As someone more decidedly non-Zionist than yourself though sharing basically the same mixed view of Rabbi Jacobs and her milieu, THIS, RIGHT HERE, is why you need to lead and be the face/branding of the Third Way normie alternative to both Jewish Currents and Tablet.
This was excellent. I just want to add my own little “as a…” remark: as a certified Jew of Color, Jacobs’ pitch was the most patronizing, nonsensical thing imaginable. I’ll speak on behalf of the Sephardic (or “Syrian”) community in Brooklyn, but based on both anecdotes and the data available I feel comfortable generalizing this to all the other “diverse” groups of Jews she tries to make Jew salad of:
1) no one wears “traditional Syrian Jewish dress”. Literally no one. The rabbis don’t, the people don’t, even the communal leaders at ceremonial functions don’t. Back when R. Shaul Kassin was regarded as a sort of putative chief communal rabbi, he would get dressed up in the flowy Ovadia Yosef robe gear, but he’s passed away and that’s it. So Jacobs’ invoking “diverse” Jewish dress (and she specified Syrian) as a way to market this to grantmakers - uh I mean rank and file NYC Jews - just demonstrates her ignorance, and makes it hard to escape the conclusion that we’re props for her.
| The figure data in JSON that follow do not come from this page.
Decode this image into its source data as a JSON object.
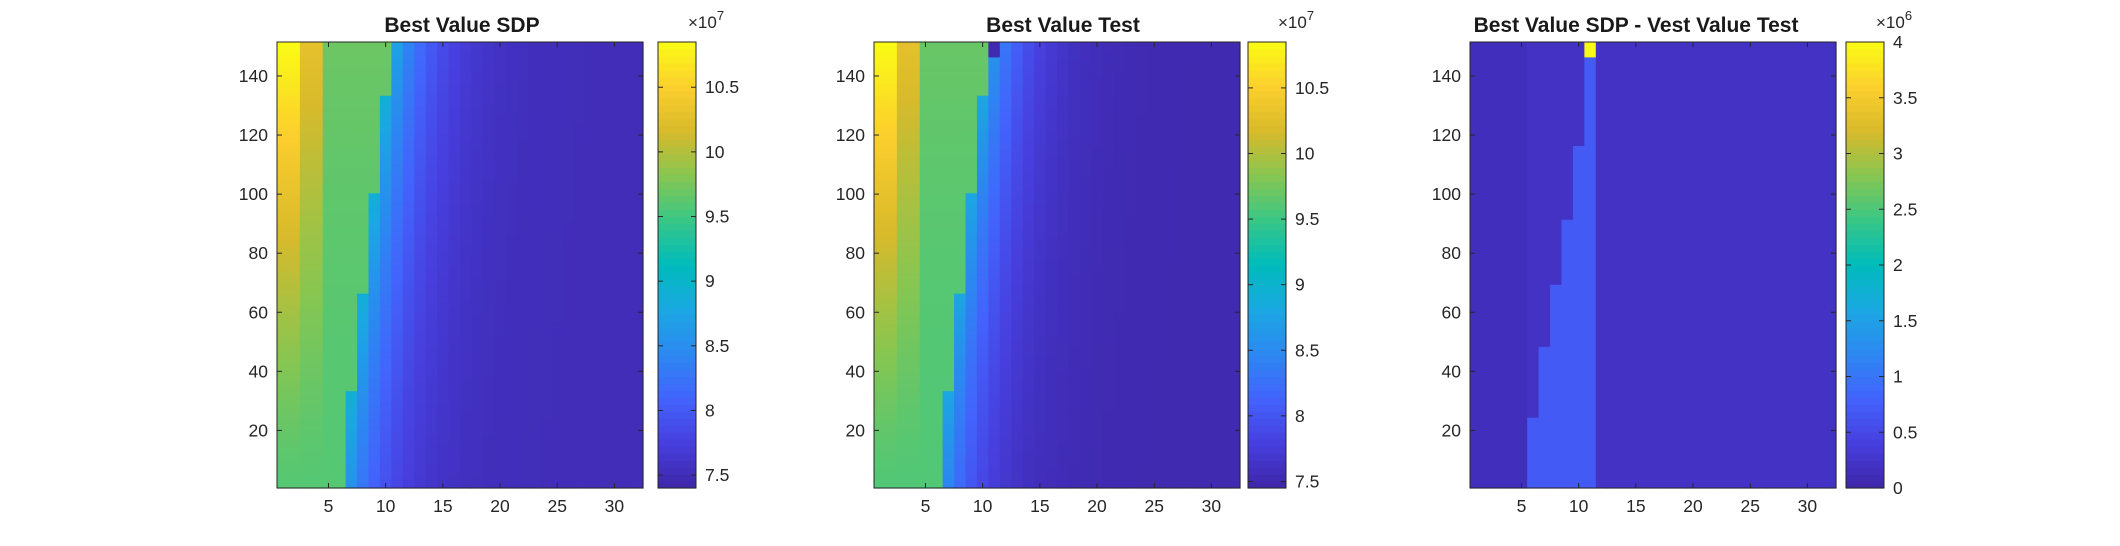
{
  "chart_data": [
    {
      "type": "heatmap",
      "title": "Best Value SDP",
      "xlabel": "",
      "ylabel": "",
      "xlim": [
        0.5,
        32.5
      ],
      "ylim": [
        0.5,
        151.5
      ],
      "xticks": [
        5,
        10,
        15,
        20,
        25,
        30
      ],
      "yticks": [
        20,
        40,
        60,
        80,
        100,
        120,
        140
      ],
      "colorbar": {
        "clim": [
          74000000,
          108500000
        ],
        "ticks": [
          7.5,
          8,
          8.5,
          9,
          9.5,
          10,
          10.5
        ],
        "multiplier": "×10",
        "exponent": "7"
      },
      "colormap": "parula",
      "surface": {
        "yellow_columns": 2,
        "orange_columns": 2,
        "green_plateau": 96000000,
        "ramp_start_column": 6,
        "ramp_shift_per_y": 0.03,
        "ramp_low": 89000000,
        "ramp_decay": 0.3,
        "floor_value": 75000000,
        "top_peak": 108500000
      }
    },
    {
      "type": "heatmap",
      "title": "Best Value Test",
      "xlabel": "",
      "ylabel": "",
      "xlim": [
        0.5,
        32.5
      ],
      "ylim": [
        0.5,
        151.5
      ],
      "xticks": [
        5,
        10,
        15,
        20,
        25,
        30
      ],
      "yticks": [
        20,
        40,
        60,
        80,
        100,
        120,
        140
      ],
      "colorbar": {
        "clim": [
          74500000,
          108500000
        ],
        "ticks": [
          7.5,
          8,
          8.5,
          9,
          9.5,
          10,
          10.5
        ],
        "multiplier": "×10",
        "exponent": "7"
      },
      "colormap": "parula",
      "surface": {
        "yellow_columns": 2,
        "orange_columns": 2,
        "green_plateau": 96000000,
        "ramp_start_column": 6,
        "ramp_shift_per_y": 0.03,
        "ramp_low": 88000000,
        "ramp_decay": 0.32,
        "floor_value": 75000000,
        "top_peak": 108500000,
        "outlier": {
          "x": 11,
          "y_from": 147,
          "y_to": 151,
          "value": 75000000
        }
      }
    },
    {
      "type": "heatmap",
      "title": "Best Value SDP - Vest Value Test",
      "xlabel": "",
      "ylabel": "",
      "xlim": [
        0.5,
        32.5
      ],
      "ylim": [
        0.5,
        151.5
      ],
      "xticks": [
        5,
        10,
        15,
        20,
        25,
        30
      ],
      "yticks": [
        20,
        40,
        60,
        80,
        100,
        120,
        140
      ],
      "colorbar": {
        "clim": [
          0,
          4000000
        ],
        "ticks": [
          0,
          0.5,
          1,
          1.5,
          2,
          2.5,
          3,
          3.5,
          4
        ],
        "multiplier": "×10",
        "exponent": "6"
      },
      "colormap": "parula",
      "difference": {
        "boundary": [
          {
            "x": 5,
            "y_max": 0
          },
          {
            "x": 6,
            "y_max": 24
          },
          {
            "x": 7,
            "y_max": 48
          },
          {
            "x": 8,
            "y_max": 69
          },
          {
            "x": 9,
            "y_max": 91
          },
          {
            "x": 10,
            "y_max": 116
          },
          {
            "x": 11,
            "y_max": 151
          }
        ],
        "band_value": 700000,
        "right_value": 200000,
        "left_value": 150000,
        "outlier": {
          "x": 11,
          "y_from": 147,
          "y_to": 151,
          "value": 4000000
        }
      }
    }
  ]
}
2) the Syrian Jewish community is fanatically Zionist. Frankly, to a fault. By and large, they’re awfully comfortable with “blowing them up”, whoever “they” are, and they are the last people I can imagine having a problem with the appearance of far-right Israeli politicians at their parade. This may sound like me casting aspersions on them, but I’m a happy member of the community even if I don’t share these views. Did she bother to ask any of them before making this proposal? Did she bother to ask anyone outside of her own milieu?
3) no longer “as a certified Jew of color”: your point about participation deserves some elaboration. Leave aside the question of class, and leave aside the question of raw numbers: the people who invest in Jewish cultural events and Jewish community in general, in NYC as much as elsewhere, skew heavily Zionist. They don’t skew heavily Smotrich, but the Venn diagram between NY Jews who feel comfortable with an Israel parade and Jews who actively create and participate in and put energy into public Judaism in NY is approximately a circle. So leaving aside the class question, who exactly would this even be for?